Toen Martin McCann en Mathias Born besloten om Trade Ledger, een Australisch leenplatform, op te richten, was hun plan om leendiensten te vereenvoudigen en te stroomlijnen door middel van cloudgebaseerde software voor geldschieters. Hun reis biedt CIO’s inzichten in hun eigen ontwikkelingsinspanningen.
Toen Trade Ledger zijn software als een service begon te ontwikkelen, was het team van Born gefocust op het bouwen en ontwerpen van een systeem dat over een paar jaar niet verouderd zou zijn. Afgezien van de technische keuzes, moest Born overwegen of het hele team onafhankelijk werkte aan elk stuk functionaliteit en hun delen van die repository beheerde en onderhield.
En tot slot, in een zakelijke context, zegt Born dat het belangrijk is om te weten of de functionaliteit modulair is en op verschillende gebieden kan worden gebruikt.
“Soms is het meer een kunst dan een wetenschap. Maar het was zeker een uitdaging om die componenten in de juiste context op te splitsen”, zegt hij.
De uitdagingen van het bouwen van modulaire functies en het adopteren van een microservices-architectuur
Er waren meerdere uitdagingen bij de aanpak van het adopteren van een microservices-architectuur.
Voor organisaties die een soortgelijk systeem bouwen, zegt Born dat het belangrijk is om uit te zoeken of bepaalde delen van het systeem veel worden gebruikt en deze te ontkoppelen, zodat de functie vervolgens onafhankelijk kan worden geschaald.

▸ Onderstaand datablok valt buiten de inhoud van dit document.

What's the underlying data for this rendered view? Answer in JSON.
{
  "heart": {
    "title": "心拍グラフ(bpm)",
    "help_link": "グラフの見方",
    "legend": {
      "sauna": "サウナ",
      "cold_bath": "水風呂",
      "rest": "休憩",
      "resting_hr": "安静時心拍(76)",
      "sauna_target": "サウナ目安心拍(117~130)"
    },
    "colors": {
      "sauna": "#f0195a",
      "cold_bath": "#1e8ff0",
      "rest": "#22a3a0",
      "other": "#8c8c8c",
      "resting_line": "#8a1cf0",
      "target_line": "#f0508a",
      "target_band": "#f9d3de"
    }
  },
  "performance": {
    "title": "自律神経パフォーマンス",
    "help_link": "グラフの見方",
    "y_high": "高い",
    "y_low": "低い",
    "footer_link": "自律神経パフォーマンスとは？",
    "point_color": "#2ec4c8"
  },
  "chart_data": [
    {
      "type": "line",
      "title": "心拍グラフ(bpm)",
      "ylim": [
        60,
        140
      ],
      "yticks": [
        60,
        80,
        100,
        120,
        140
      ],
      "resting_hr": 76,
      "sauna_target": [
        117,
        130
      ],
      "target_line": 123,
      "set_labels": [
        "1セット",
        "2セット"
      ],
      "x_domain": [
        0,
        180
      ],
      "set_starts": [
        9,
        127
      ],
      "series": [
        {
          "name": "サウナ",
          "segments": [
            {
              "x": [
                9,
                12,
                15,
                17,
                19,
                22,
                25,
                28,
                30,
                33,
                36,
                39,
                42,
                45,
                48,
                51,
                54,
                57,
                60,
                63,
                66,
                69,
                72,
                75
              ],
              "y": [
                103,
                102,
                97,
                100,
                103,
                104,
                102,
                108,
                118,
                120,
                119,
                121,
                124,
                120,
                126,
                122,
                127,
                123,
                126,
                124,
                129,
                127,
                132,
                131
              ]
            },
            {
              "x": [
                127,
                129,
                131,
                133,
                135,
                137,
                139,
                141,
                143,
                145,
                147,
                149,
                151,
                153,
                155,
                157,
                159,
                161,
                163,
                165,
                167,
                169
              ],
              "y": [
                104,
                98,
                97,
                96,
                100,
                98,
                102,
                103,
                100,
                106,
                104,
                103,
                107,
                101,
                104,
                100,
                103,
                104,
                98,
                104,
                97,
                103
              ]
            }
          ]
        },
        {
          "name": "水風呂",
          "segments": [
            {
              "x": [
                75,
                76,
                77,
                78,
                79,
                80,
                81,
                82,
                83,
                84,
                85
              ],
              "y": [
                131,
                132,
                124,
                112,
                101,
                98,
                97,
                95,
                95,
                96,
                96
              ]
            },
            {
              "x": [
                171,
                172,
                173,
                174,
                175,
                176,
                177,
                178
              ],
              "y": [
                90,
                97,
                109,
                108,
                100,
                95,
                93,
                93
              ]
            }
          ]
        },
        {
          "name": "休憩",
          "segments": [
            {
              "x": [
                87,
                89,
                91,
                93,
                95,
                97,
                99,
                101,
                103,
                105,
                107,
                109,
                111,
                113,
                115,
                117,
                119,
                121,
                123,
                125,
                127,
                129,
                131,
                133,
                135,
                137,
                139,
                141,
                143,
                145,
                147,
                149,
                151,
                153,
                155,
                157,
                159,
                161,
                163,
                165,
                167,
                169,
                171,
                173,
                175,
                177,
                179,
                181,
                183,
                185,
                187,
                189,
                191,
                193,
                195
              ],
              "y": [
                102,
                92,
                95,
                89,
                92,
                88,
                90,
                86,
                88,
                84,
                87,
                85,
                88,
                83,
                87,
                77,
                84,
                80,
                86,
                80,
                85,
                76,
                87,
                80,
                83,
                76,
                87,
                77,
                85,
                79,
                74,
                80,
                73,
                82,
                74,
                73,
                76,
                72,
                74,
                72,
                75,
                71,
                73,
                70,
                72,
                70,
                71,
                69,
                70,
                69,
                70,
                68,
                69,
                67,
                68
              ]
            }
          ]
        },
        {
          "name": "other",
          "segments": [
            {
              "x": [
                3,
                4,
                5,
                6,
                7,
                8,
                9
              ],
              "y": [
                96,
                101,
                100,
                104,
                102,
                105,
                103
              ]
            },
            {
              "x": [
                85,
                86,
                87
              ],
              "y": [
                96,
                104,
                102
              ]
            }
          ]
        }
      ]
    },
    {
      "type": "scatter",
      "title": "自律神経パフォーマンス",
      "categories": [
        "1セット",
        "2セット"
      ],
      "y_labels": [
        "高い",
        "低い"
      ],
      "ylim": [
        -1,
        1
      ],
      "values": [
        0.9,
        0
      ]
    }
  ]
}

Een technische uitdaging was dat veel van de technici van Trade Ledger meer vertrouwd waren met traditionele SQL, traditionele relationele databases en een traditionele manier om gegevensmodellen te construeren. “Dat samenvoegen in de documentgeoriënteerde database is zeker een andere manier van denken, maar desalniettemin was de documentgeoriënteerde database het juiste model voor ons”, zegt Born.
Een andere uitdaging was een vroege beslissing om het systeem monolithisch te bouwen. De eerste versie van Trade Ledger die in 2017 op de markt kwam, werd gebouwd door een team van drie ingenieurs, ondanks dat het een groter en complexer systeem was dan wat nu bestaat. Die monolithische benadering maakte het moeilijk om het platform te ontwikkelen, dus Trade Ledger moest overschakelen naar een modulaire, componentbenadering.
Als gevolg hiervan moesten ze de componenten van de modules in de volgende iteratie opsplitsen in afzonderlijke componenten. Om dat te doen, koos Trade Ledger voor een gefaseerde aanpak door bepaalde delen van het systeem te herstructureren en speciale componenten te creëren.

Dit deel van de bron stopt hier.